Where swing(-devolving-into-smooth) jazz is now seen as the “prettier” end of the spectrum in relation to the free-jazz tradition, I needn’t rehearse overmuch how in its time early jazz was reviled, both by racist white society and, notoriously, by highbrow critics like Theodor Adorno (even if the latter deserves a hefty asterisk).
What sets Zara McFarlane apart, as well as the sheer gorgeousness and atmosphere of her voice and settings, is that she performs an Hegelian synthesis on these tendencies. Pieces begin deceptively, as simple (though beautiful) songs, à la Diana Krall, as if all will be smooth sailing, like the glorious inception of a doomed love affair — then hit an iceberg and fall apart while coming together in atonal cacophony that ruptures and returns.
Those contrasts echo the frivolous tragedy of Peggy Lee. But another tower of song, Nina Simone, was a mistress of this contradistinction, and McFarlane delivers a hypnotic cover of her “Plain Gold Ring” (penned by George Stone, but made famous by Simone — and also a Nick Cave favorite, hinting at the sometimes-glimpsed darker depths of If You Knew Her). Meanwhile, her version of Junior Murvin’s “Police and Thieves” adduces a desire to step “outside” the world of intimate emotions and depoliticized jazz, to comment on the desolation of her native England post-GFC, a stepping into the lineage of “Strange Fruit” and of Simone’s civil rights activism, with a particularly contemporary-retro twist inasmuch as this occurs through a cover.
Too, McFarlane’s reggae influences (the album also features an interpretation of Nora Dean’s “Angie La La”) evidence a certain dubby sensibility, an interest in fractured space and in genre/disruption, on show throughout the album. Reminiscent, then, of Bristol trip-hop: appropriate opener “Open Heart,” a gorgeous vocal line with something of the sacredness of a capella over hypnotic steelpans, is an “Unfinished Sympathy” for a more world-wearied age.
If You Knew Her is McFarlane’s second album; she has contrasted this with her first, Until Tomorrow, as less cohesive as a piece (that ragged-vs-smooth thing again). The songs here are each separate, lonely or transcendent, self-absorbed and distinct, without the background, café-soundtrack quality of so many modern jazz singers: fleeting, melancholy, and dangerous creatures from Borges’ imaginary bestiary. Yet humans are creatures too, and the album is linked intimately (in all kinds of senses) to humanity:
If there’s a unified cohesive theme, it’s in the lyrics. The songs represent a journey through a woman’s life … This album is dedicated to all the strong, beautiful women who have touched my life with their strength, courage, empathy, humour, wisdom & love.

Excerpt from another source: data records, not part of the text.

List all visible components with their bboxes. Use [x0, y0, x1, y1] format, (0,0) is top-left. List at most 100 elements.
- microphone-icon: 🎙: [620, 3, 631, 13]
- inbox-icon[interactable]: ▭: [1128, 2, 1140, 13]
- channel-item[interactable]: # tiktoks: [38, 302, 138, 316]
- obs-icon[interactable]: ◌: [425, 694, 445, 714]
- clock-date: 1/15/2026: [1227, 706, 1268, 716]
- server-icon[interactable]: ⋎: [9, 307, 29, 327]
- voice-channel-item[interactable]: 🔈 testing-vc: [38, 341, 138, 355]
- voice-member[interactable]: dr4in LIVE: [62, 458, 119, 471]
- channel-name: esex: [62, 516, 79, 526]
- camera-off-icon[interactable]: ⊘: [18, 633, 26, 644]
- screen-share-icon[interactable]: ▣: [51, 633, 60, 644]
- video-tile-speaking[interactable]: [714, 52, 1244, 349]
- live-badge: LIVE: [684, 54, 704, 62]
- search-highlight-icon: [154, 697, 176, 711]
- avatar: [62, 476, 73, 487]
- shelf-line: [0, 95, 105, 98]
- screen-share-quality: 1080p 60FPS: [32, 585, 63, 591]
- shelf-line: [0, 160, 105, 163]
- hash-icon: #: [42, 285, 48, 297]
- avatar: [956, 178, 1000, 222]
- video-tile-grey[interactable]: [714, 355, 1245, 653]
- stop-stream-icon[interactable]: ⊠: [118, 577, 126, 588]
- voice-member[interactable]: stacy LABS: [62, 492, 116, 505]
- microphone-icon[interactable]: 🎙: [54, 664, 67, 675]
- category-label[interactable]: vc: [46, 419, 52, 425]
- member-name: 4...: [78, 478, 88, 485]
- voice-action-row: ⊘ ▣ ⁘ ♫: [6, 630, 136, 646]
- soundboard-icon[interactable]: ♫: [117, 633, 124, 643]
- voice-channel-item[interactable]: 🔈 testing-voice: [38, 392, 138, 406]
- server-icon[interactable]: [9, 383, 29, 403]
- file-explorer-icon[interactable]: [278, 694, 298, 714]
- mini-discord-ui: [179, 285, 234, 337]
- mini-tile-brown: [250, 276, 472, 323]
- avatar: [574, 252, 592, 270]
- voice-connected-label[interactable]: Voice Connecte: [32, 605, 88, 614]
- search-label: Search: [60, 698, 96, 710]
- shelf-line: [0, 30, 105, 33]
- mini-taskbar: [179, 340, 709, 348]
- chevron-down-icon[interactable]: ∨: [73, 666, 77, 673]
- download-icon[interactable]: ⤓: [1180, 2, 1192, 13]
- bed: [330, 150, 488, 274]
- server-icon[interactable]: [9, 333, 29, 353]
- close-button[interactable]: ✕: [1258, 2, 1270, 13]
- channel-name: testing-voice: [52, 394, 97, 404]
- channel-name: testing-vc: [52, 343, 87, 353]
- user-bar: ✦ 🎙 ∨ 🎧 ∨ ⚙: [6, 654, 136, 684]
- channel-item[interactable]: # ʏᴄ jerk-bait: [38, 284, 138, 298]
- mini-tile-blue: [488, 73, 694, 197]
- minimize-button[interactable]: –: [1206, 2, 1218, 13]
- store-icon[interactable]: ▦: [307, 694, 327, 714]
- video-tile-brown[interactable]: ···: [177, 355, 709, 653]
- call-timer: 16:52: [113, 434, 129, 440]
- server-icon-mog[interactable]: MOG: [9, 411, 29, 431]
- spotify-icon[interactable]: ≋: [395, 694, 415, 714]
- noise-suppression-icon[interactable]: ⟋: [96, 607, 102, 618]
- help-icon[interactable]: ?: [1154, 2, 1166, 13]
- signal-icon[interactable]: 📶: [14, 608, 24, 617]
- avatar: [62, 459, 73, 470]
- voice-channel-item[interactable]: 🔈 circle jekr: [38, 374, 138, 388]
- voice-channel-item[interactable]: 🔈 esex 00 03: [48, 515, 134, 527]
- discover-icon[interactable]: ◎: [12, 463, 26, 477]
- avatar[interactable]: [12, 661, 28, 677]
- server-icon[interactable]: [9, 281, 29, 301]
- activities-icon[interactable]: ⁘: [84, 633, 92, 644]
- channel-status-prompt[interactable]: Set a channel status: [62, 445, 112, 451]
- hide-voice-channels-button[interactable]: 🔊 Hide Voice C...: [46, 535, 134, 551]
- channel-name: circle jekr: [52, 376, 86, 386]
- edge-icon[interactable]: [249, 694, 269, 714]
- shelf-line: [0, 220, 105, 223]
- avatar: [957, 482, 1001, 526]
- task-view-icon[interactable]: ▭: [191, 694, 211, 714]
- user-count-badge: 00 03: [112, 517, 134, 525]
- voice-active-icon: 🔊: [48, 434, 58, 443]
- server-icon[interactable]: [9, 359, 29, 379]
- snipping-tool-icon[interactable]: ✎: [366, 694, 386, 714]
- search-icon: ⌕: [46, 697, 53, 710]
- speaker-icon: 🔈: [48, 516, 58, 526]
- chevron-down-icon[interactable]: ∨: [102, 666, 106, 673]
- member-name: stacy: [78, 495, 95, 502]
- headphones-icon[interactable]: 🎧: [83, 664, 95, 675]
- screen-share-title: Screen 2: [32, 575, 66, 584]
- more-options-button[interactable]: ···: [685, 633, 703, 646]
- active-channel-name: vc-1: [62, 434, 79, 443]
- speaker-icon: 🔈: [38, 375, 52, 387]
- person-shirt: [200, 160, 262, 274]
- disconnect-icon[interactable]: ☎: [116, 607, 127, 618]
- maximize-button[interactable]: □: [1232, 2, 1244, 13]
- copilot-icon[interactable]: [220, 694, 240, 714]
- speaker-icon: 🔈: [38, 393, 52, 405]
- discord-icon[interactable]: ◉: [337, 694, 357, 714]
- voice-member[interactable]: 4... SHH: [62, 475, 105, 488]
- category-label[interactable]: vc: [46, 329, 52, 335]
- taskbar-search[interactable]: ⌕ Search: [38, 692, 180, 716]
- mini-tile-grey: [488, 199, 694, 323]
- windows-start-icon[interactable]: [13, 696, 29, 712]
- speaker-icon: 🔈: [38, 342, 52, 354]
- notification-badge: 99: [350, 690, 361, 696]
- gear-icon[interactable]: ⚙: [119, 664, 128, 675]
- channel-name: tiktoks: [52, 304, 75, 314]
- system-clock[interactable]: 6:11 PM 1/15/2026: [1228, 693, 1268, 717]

The latter sentiment is perhaps best exemplified on the sultry, haunting “Woman in the Olive Groves,” which might be conceived as an answer-song to Frances Cornford’s “To A Fat Lady Seen From A Train,” defiance and longing bound up with a characteristically subtle and socio-political twist.
Baby, it’s cold outside — and McFarlane waits out there, knocking on the frost-starred window pane, breathing warm.